Implications for Practice
Participation in antimicrobial stewardship programs and prevention of antibiotic resistance requires knowledge and a proactive attitude towards antibiotic resistance. This study identified that nurses need to improve their knowledge and have the right attitude to contribute effectively to strategies of antibiotic resistance prevention and to get involved in antimicrobial stewardship programs. The study provides baseline data in its research setting to develop a program that can enhance the knowledge and attitude of nurses.
Conclusions
Nurses, as frontline health workers, have an important role in the prevention of antibiotic resistance.
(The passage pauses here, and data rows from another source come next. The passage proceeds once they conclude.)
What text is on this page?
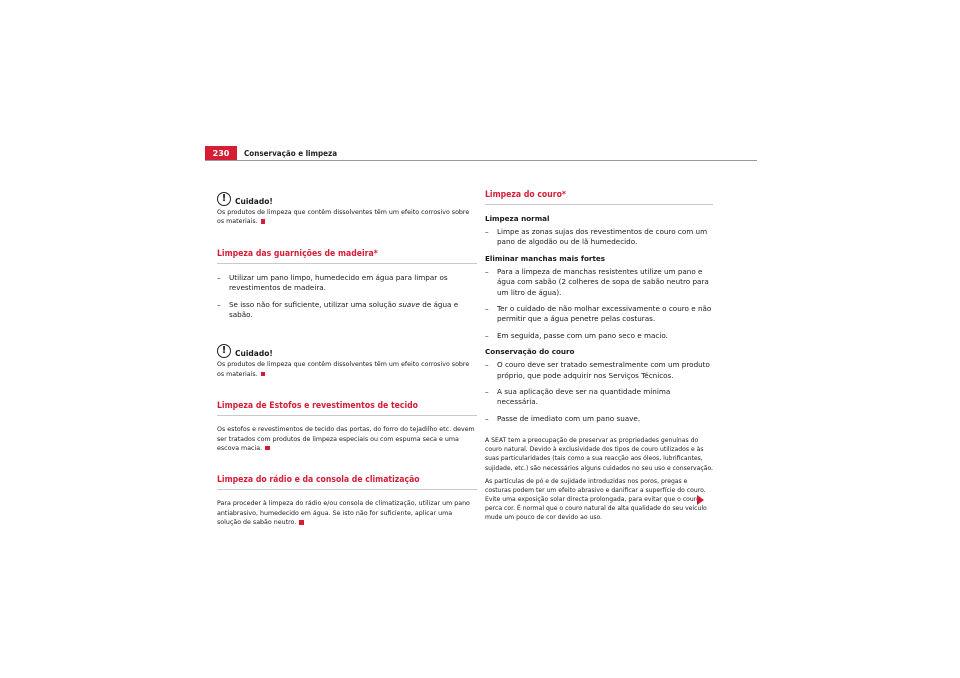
230	Conservação e limpeza
!	Cuidado!

Os produtos de limpeza que contêm dissolventes têm um efeito corrosivo sobre os materiais.

Limpeza das guarnições de madeira*
– Utilizar um pano limpo, humedecido em água para limpar os revestimentos de madeira.
– Se isso não for suficiente, utilizar uma solução suave de água e sabão.
!	Cuidado!

Os produtos de limpeza que contêm dissolventes têm um efeito corrosivo sobre os materiais.

Limpeza de Estofos e revestimentos de tecido

Os estofos e revestimentos de tecido das portas, do forro do tejadilho etc. devem ser tratados com produtos de limpeza especiais ou com espuma seca e uma escova macia.

Limpeza do rádio e da consola de climatização

Para proceder à limpeza do rádio e/ou consola de climatização, utilizar um pano antiabrasivo, humedecido em água. Se isto não for suficiente, aplicar uma solução de sabão neutro.

Limpeza do couro*
Limpeza normal
– Limpe as zonas sujas dos revestimentos de couro com um pano de algodão ou de lã humedecido.
Eliminar manchas mais fortes
– Para a limpeza de manchas resistentes utilize um pano e água com sabão (2 colheres de sopa de sabão neutro para um litro de água).
– Ter o cuidado de não molhar excessivamente o couro e não permitir que a água penetre pelas costuras.
– Em seguida, passe com um pano seco e macio.
Conservação do couro
– O couro deve ser tratado semestralmente com um produto próprio, que pode adquirir nos Serviços Técnicos.
– A sua aplicação deve ser na quantidade mínima necessária.
– Passe de imediato com um pano suave.

A SEAT tem a preocupação de preservar as propriedades genuínas do couro natural. Devido à exclusividade dos tipos de couro utilizados e às suas particularidades (tais como a sua reacção aos óleos, lubrificantes, sujidade, etc.) são necessários alguns cuidados no seu uso e conservação.

As partículas de pó e de sujidade introduzidas nos poros, pregas e costuras podem ter um efeito abrasivo e danificar a superfície do couro. Evite uma exposição solar directa prolongada, para evitar que o couro perca cor. É normal que o couro natural de alta qualidade do seu veículo mude um pouco de cor devido ao uso.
The present study showed that nurses themselves are not fully aware of the basics of antibiotics antibiotic resistance and the methods to be employed in its prevention. As such, this study highlights the importance of tailored interventions to improve awareness and create a favorable attitude among nurses towards the prevention of antibiotic resistance.
Footnotes
Acknowledgments
We acknowledge the research center at the study setting for the grant and scientific editing services.
Ethical Considerations
Approval for the study was obtained from the Nursing Research Committee and the Institutional Review Board of the hospital under IRB Log Number 18-593. Written informed consent was obtained from all subjects after explaining the purpose of the study. Participation in the study was purely voluntary. Confidentiality and anonymity were maintained throughout the study.
Declaration of Conflicting Interests
The author(s) declared no potential conflicts of interest with respect to the research, authorship, and/or publication of this article.
Funding
The author(s) disclosed receipt of the following financial support for the research, authorship, and/or publication of this article: This work was supported by the King Fahad Medical City (grant number RFA:018-049).